La paratuberculose en Creuse. Bilan campagne 2011/2012

Se protéger par la connaissance du statut du cheptel de provenance lors d’introduction…

La contamination de son cheptel par la paratuberculose peut s’effectuer par l’introduction d’un bovin infecté. Le contrôle individuel présentant d’importantes limites, à la demande de GDS France, l’ACERSA (association de certification en santé animale) a élaboré un référentiel technique national d’apport de garantie de cheptel afin de pallier aux insuffisances des examens individuels. Il repose sur les données scientifiques et éléments de terrain recueillis au sein des différentes régions et, en particulier, sur le travail réalisé dans le Limousin. Ce dispositif est à disposition de tous les GDS depuis mai 2004. La connaissance du statut du cheptel d’origine apporte la meilleure garantie. La progression observée depuis plusieurs années se confirme à plusieurs niveaux. 174 élevages sont sous apport de garantie (au moins deux séries négatives sur tous les bovins de plus de 24 mois, liste disponible à GDS Creuse). 60% sont des cheptels reproducteurs limousins, le dépistage de la paratuberculose étant une obligation dans le cadre du Herd-book Limousin(HBL). Ainsi, en Creuse, sur 120 élevages en HBL, 112 (93%) ont un plan de dépistage, 99 sont sous apport de garantie (82% des élevages HBL creusois). Outre ces élevages « HBL »,75 élevages (40%) sont aussi sous apport de garantie, qui pour une grande majorité sont des élevages préparant leur cessation d’activité (essentiellement des éleveurs limousins). Ceci fait suite à la sensibilisation mise en place par GDS Creuse depuis quelques années. Se trouvent également dans cette catégorie des éleveurs laitiers. De plus, l’historique accumulé chez tous ces élevages en dépistage de troupeau permet de renforcer les garanties apportées, même dans les élevages non encore sous apport de garantie par rapport aux cheptels tout venant.

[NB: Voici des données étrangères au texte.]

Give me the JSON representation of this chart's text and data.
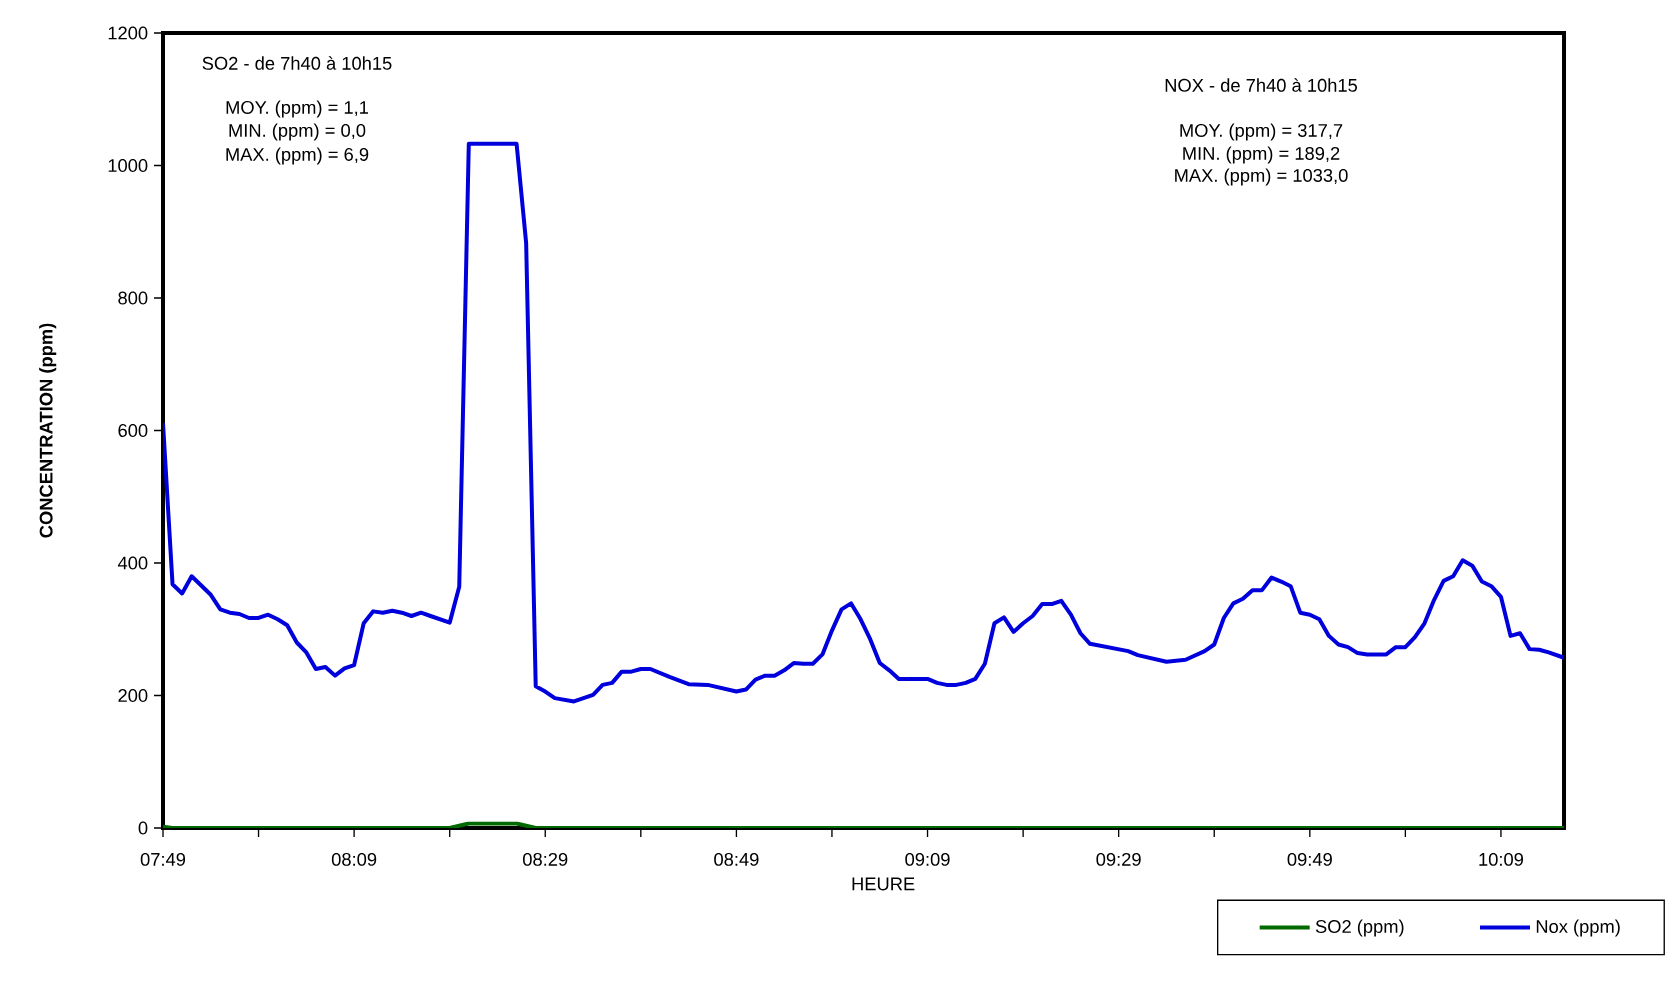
{
  "chart_data": {
    "type": "line",
    "xlabel": "HEURE",
    "ylabel": "CONCENTRATION (ppm)",
    "xlim": [
      7.8167,
      10.26
    ],
    "ylim": [
      0,
      1200
    ],
    "xticks": [
      {
        "value": 7.8167,
        "label": "07:49"
      },
      {
        "value": 7.9833,
        "label": null
      },
      {
        "value": 8.15,
        "label": "08:09"
      },
      {
        "value": 8.3167,
        "label": null
      },
      {
        "value": 8.4833,
        "label": "08:29"
      },
      {
        "value": 8.65,
        "label": null
      },
      {
        "value": 8.8167,
        "label": "08:49"
      },
      {
        "value": 8.9833,
        "label": null
      },
      {
        "value": 9.15,
        "label": "09:09"
      },
      {
        "value": 9.3167,
        "label": null
      },
      {
        "value": 9.4833,
        "label": "09:29"
      },
      {
        "value": 9.65,
        "label": null
      },
      {
        "value": 9.8167,
        "label": "09:49"
      },
      {
        "value": 9.9833,
        "label": null
      },
      {
        "value": 10.15,
        "label": "10:09"
      }
    ],
    "yticks": [
      0,
      200,
      400,
      600,
      800,
      1000,
      1200
    ],
    "grid": false,
    "legend": "bottom right",
    "marker": "none",
    "line_style": "solid",
    "annotations": [
      "SO2 - de 7h40 à 10h15",
      "MOY. (ppm) = 1,1",
      "MIN. (ppm) = 0,0",
      "MAX. (ppm) = 6,9",
      "NOX - de 7h40 à 10h15",
      "MOY. (ppm) = 317,7",
      "MIN. (ppm) = 189,2",
      "MAX. (ppm) = 1033,0"
    ],
    "series": [
      {
        "name": "SO2 (ppm)",
        "color": "#006a00",
        "x": [
          7.8167,
          7.8333,
          8.3167,
          8.35,
          8.4333,
          8.4667,
          10.26
        ],
        "values": [
          2,
          0,
          0,
          6.9,
          6.9,
          0,
          0
        ]
      },
      {
        "name": "Nox (ppm)",
        "color": "#0000dd",
        "x": [
          7.8167,
          7.8333,
          7.85,
          7.8667,
          7.9,
          7.9167,
          7.9333,
          7.95,
          7.9667,
          7.9833,
          8.0,
          8.0167,
          8.0333,
          8.05,
          8.0667,
          8.0833,
          8.1,
          8.1167,
          8.1333,
          8.15,
          8.1667,
          8.1833,
          8.2,
          8.2167,
          8.2333,
          8.25,
          8.2667,
          8.2833,
          8.3167,
          8.3333,
          8.35,
          8.4333,
          8.45,
          8.4667,
          8.4833,
          8.5,
          8.5333,
          8.5667,
          8.5833,
          8.6,
          8.6167,
          8.6333,
          8.65,
          8.6667,
          8.7,
          8.7333,
          8.7667,
          8.8167,
          8.8333,
          8.85,
          8.8667,
          8.8833,
          8.9,
          8.9167,
          8.9333,
          8.95,
          8.9667,
          8.9833,
          9.0,
          9.0167,
          9.0333,
          9.05,
          9.0667,
          9.0833,
          9.1,
          9.1167,
          9.15,
          9.1667,
          9.1833,
          9.2,
          9.2167,
          9.2333,
          9.25,
          9.2667,
          9.2833,
          9.3,
          9.3167,
          9.3333,
          9.35,
          9.3667,
          9.3833,
          9.4,
          9.4167,
          9.4333,
          9.5,
          9.5167,
          9.5667,
          9.6,
          9.6333,
          9.65,
          9.6667,
          9.6833,
          9.7,
          9.7167,
          9.7333,
          9.75,
          9.7667,
          9.7833,
          9.8,
          9.8167,
          9.8333,
          9.85,
          9.8667,
          9.8833,
          9.9,
          9.9167,
          9.95,
          9.9667,
          9.9833,
          10.0,
          10.0167,
          10.0333,
          10.05,
          10.0667,
          10.0833,
          10.1,
          10.1167,
          10.1333,
          10.15,
          10.1667,
          10.1833,
          10.2,
          10.2167,
          10.2333,
          10.26
        ],
        "values": [
          611,
          368,
          354,
          380,
          352,
          330,
          325,
          323,
          317,
          317,
          322,
          315,
          306,
          280,
          265,
          240,
          243,
          230,
          241,
          246,
          309,
          327,
          325,
          328,
          325,
          320,
          325,
          320,
          310,
          364,
          1033,
          1033,
          883,
          214,
          206,
          196,
          191,
          201,
          216,
          219,
          236,
          236,
          240,
          240,
          228,
          217,
          216,
          206,
          209,
          224,
          230,
          230,
          238,
          249,
          248,
          248,
          262,
          298,
          330,
          339,
          315,
          285,
          249,
          238,
          225,
          225,
          225,
          219,
          216,
          216,
          219,
          225,
          248,
          309,
          318,
          296,
          309,
          320,
          338,
          338,
          343,
          322,
          294,
          278,
          267,
          261,
          251,
          254,
          267,
          277,
          317,
          339,
          346,
          359,
          359,
          378,
          372,
          365,
          325,
          322,
          315,
          290,
          277,
          273,
          264,
          262,
          262,
          273,
          273,
          288,
          309,
          344,
          373,
          380,
          404,
          396,
          372,
          365,
          349,
          290,
          294,
          270,
          269,
          265,
          257
        ]
      }
    ]
  }
}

… et un contrôle à l’introduction adéquat associant analyses sanguine et de fèces avec une prise en charge de 50%

Malgré la remarquable progression en matière d’apport de garantie de cheptel vis à vis de la paratuberculose, nombre de bovins introduits ne rentrent pas dans ce cadre. Donc, tout bovin devra faire l’objet d’un contrôle à l’introduction en prenant en compte les limites et composantes de cet examen. Rappelons que toute analyse est inutile sur un bovin de moins de 18 mois du fait du manque de précocité. Donc, aucune garantie individuelle ne pourra être apportée, seul le statut du cheptel d’origine sera utile. Du fait de la faible sensibilité des analyses, sur tout bovin de plus de 18 mois sans garantie de cheptel, il sera associé systématiquement une recherche paratuberculose sur le sang (ELISA) et sur les fèces (PCR). GDS Creuse, avec l’aide du Conseil Général, prend en charge 50% des frais d’analyses lors d’utilisation du billet de garantie conventionnelle.

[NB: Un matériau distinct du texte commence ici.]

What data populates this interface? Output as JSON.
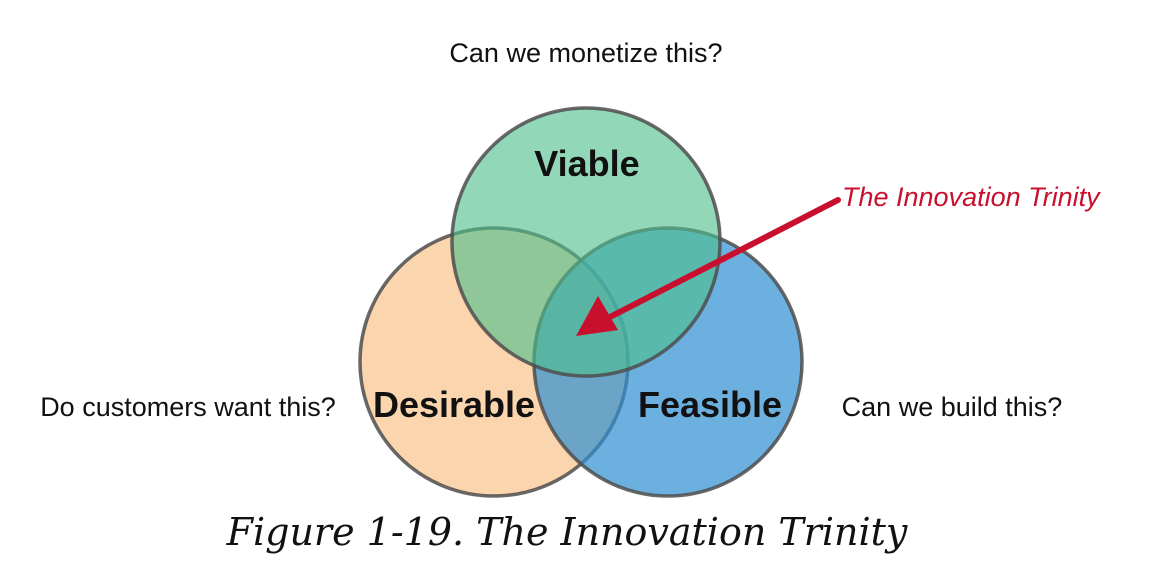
{
  "diagram": {
    "top_question": "Can we monetize this?",
    "left_question": "Do customers want this?",
    "right_question": "Can we build this?",
    "circles": [
      {
        "id": "viable",
        "label": "Viable",
        "color": "#4dbf8c"
      },
      {
        "id": "desirable",
        "label": "Desirable",
        "color": "#f7b36a"
      },
      {
        "id": "feasible",
        "label": "Feasible",
        "color": "#2e8fd1"
      }
    ],
    "callout": {
      "label": "The Innovation Trinity",
      "color": "#c8102e"
    },
    "caption": "Figure 1-19. The Innovation Trinity"
  }
}
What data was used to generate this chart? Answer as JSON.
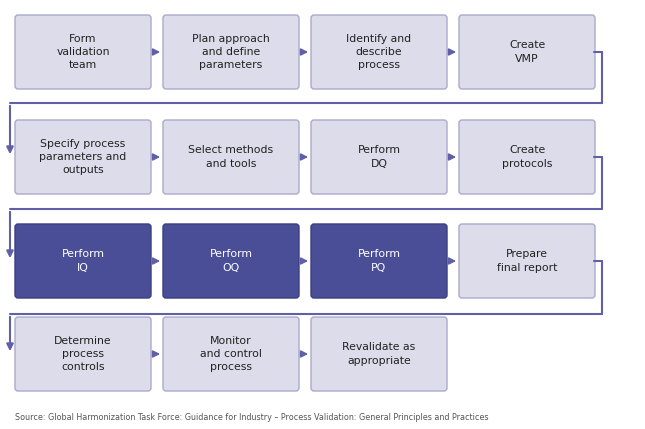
{
  "background_color": "#ffffff",
  "box_light": "#dcdcea",
  "box_light2": "#e8e8f2",
  "box_dark": "#4a4e96",
  "border_color_light": "#aaaacc",
  "border_color_dark": "#3a3e80",
  "text_light": "#222222",
  "text_dark": "#ffffff",
  "arrow_color": "#6060a8",
  "connector_color": "#6060a8",
  "source_text": "Source: Global Harmonization Task Force: Guidance for Industry – Process Validation: General Principles and Practices",
  "rows": [
    {
      "boxes": [
        {
          "label": "Form\nvalidation\nteam",
          "dark": false
        },
        {
          "label": "Plan approach\nand define\nparameters",
          "dark": false
        },
        {
          "label": "Identify and\ndescribe\nprocess",
          "dark": false
        },
        {
          "label": "Create\nVMP",
          "dark": false
        }
      ],
      "has_connector": true
    },
    {
      "boxes": [
        {
          "label": "Specify process\nparameters and\noutputs",
          "dark": false
        },
        {
          "label": "Select methods\nand tools",
          "dark": false
        },
        {
          "label": "Perform\nDQ",
          "dark": false
        },
        {
          "label": "Create\nprotocols",
          "dark": false
        }
      ],
      "has_connector": true
    },
    {
      "boxes": [
        {
          "label": "Perform\nIQ",
          "dark": true
        },
        {
          "label": "Perform\nOQ",
          "dark": true
        },
        {
          "label": "Perform\nPQ",
          "dark": true
        },
        {
          "label": "Prepare\nfinal report",
          "dark": false
        }
      ],
      "has_connector": true
    },
    {
      "boxes": [
        {
          "label": "Determine\nprocess\ncontrols",
          "dark": false
        },
        {
          "label": "Monitor\nand control\nprocess",
          "dark": false
        },
        {
          "label": "Revalidate as\nappropriate",
          "dark": false
        }
      ],
      "has_connector": false
    }
  ]
}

Respecter de manière stricte les mesures sanitaires avec un accompagnement de GDS Creuse

La réussite de la prévention et de la lutte contre la paratuberculose passe par un strict respect des mesures sanitaires : précautions à l’introduction pour éviter son entrée, mise en place rapide et respect avec vigilance et constance des mesures préconisées en cas de présence dans l’élevage. Nous nous investissons fortement dans cette action par la mise en place d’outils collectifs pour la prévention et la lutte et le suivi individuel, en relation avec le vétérinaire de l’élevage, de tous les cheptels concernés. S’applique de manière très pertinente, notre adage d’action de base : « le respect des mesures sanitaires de base permet d’éviter 95% des problèmes sanitaires ».